Однажды вечером Сороковой сводил Бурденко к знакомому шаману, который согласился продемонстрировать, как он пользует больных, как обряжается для лечебного сеанса.

Сороковой разговаривал с шаманом на бурятском языке. И это особенно заинтересовало Бурденко. Вот так, наверно, и надо жить, входить в самое существо дела, знакомиться с нравами непосредственно, изучать язык и нравы.

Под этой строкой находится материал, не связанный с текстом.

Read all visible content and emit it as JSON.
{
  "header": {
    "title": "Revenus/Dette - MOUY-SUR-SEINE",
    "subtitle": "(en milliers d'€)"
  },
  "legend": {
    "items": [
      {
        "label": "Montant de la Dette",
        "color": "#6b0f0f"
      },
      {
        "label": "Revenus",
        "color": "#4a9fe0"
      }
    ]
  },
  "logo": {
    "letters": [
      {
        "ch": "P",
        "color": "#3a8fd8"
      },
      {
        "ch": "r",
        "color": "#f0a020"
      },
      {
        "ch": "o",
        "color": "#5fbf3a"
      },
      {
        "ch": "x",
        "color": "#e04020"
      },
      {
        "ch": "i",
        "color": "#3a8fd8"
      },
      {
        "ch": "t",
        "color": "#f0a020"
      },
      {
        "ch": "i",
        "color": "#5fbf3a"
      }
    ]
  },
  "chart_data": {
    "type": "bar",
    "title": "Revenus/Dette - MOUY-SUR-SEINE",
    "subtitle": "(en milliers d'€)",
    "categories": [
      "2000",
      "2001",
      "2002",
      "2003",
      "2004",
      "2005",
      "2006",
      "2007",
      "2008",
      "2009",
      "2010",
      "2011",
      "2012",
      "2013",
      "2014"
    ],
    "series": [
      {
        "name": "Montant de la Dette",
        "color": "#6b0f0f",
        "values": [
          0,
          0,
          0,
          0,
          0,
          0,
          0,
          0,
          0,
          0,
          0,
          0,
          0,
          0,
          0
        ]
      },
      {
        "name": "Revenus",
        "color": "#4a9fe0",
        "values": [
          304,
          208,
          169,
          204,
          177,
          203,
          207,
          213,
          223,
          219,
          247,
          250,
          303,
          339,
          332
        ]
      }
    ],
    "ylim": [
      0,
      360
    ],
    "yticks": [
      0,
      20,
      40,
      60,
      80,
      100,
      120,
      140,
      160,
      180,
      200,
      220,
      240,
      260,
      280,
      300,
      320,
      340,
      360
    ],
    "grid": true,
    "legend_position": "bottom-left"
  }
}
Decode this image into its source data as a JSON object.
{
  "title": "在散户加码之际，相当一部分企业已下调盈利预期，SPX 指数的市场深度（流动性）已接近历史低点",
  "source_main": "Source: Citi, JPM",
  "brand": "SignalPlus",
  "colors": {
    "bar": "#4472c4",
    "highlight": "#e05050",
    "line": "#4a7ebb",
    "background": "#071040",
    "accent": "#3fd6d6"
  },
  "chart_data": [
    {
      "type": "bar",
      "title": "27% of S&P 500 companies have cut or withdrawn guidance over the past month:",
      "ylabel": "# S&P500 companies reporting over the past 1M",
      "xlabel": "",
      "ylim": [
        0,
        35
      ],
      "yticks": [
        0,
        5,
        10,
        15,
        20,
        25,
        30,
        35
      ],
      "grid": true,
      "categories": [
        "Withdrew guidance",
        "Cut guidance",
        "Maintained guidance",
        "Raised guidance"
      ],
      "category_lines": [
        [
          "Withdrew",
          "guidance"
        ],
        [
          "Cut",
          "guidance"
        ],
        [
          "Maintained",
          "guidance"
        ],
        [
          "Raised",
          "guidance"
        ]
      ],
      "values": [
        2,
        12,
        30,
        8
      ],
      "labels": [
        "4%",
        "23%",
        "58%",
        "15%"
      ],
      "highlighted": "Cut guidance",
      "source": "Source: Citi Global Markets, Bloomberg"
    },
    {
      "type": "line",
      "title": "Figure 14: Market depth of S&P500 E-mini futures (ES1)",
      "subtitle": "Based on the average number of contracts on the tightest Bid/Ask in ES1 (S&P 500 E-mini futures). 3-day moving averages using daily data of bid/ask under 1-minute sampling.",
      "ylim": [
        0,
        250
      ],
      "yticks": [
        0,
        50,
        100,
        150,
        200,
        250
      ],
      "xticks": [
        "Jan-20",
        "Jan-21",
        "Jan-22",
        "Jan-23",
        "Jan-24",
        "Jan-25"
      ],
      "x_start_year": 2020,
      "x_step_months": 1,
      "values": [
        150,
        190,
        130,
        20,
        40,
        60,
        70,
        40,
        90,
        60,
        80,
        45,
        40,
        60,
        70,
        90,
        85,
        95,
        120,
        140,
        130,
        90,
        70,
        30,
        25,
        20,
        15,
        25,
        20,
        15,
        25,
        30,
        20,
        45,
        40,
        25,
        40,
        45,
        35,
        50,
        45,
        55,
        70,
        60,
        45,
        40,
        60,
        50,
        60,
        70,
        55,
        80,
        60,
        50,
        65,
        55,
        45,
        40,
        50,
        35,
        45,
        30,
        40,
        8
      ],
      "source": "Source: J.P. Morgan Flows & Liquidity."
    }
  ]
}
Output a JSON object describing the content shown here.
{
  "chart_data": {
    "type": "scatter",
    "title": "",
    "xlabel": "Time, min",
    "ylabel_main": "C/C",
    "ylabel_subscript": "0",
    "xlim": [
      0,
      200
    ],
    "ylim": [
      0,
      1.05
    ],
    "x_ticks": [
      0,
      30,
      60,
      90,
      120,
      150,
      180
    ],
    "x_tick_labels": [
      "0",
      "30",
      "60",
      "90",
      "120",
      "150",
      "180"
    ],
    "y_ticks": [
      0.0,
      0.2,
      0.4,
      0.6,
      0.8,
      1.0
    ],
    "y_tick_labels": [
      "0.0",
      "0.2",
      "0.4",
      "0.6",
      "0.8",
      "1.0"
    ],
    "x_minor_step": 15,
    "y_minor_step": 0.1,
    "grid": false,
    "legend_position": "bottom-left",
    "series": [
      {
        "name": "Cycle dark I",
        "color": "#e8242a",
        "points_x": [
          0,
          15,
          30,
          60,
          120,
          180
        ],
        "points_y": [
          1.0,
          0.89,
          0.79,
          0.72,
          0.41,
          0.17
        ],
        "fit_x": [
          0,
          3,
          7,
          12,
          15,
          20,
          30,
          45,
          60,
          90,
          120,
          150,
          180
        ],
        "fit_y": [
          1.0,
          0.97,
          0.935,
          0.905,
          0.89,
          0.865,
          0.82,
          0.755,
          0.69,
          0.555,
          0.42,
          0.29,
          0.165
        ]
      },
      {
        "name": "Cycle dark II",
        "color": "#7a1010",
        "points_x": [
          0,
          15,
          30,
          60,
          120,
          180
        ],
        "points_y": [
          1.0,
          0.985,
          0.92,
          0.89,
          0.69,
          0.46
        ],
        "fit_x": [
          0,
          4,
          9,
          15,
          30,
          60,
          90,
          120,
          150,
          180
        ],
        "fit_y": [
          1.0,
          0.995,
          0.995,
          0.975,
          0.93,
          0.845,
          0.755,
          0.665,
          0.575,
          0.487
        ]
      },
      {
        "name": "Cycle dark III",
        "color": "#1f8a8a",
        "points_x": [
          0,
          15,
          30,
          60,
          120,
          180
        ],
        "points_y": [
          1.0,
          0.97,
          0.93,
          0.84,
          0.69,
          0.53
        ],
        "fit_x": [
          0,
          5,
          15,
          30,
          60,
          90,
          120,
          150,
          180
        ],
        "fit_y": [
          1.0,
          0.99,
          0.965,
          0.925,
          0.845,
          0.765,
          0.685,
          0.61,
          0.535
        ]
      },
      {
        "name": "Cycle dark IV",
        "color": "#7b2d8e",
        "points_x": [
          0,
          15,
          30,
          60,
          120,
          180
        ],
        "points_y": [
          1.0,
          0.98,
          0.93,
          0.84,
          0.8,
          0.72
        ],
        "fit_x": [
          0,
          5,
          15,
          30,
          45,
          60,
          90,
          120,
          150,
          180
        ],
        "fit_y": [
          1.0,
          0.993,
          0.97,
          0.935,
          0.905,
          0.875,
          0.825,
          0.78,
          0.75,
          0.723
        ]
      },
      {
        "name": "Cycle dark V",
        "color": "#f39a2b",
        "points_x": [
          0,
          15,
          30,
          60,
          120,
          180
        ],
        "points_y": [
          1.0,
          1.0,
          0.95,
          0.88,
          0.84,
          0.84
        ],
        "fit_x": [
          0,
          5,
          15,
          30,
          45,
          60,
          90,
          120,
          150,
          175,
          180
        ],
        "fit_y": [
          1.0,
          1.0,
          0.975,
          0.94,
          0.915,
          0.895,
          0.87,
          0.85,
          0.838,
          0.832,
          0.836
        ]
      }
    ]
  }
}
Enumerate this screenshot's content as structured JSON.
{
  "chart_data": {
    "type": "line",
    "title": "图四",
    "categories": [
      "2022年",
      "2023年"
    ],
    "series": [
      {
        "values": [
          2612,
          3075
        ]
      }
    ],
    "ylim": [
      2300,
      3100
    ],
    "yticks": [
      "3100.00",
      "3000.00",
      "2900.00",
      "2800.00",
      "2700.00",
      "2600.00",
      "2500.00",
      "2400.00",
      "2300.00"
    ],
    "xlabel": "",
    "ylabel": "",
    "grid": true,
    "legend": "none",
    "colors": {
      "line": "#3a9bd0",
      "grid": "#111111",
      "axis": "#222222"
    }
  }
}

Бурденко вдруг увлекла идея написать научную работу вот на таком материале. Пусть его выгнали из университета, но он проработает несколько лет в нижнеудинской больнице, побывает здесь повсюду и напишет научную работу. Да, да, именно научную работу, которая будет называться примерно так: "О некоторых аспектах народной медицины в Восточной Сибири". Как будто неплохо звучит? Он расскажет в этой работе, какие ягоды, корни и травы народ использует в этих краях для врачевания, как и когда применяются рыбий клей, медвежья желчь и медвежий жир, кровь летучих мышей и барсучье сало. Да мало ли! И, наверно, всем интересно будет подробное описание действий, даже телодвижений шамана у постели тяжелобольного, которого он взялся вылечить без лекарств, без снадобий - внушением.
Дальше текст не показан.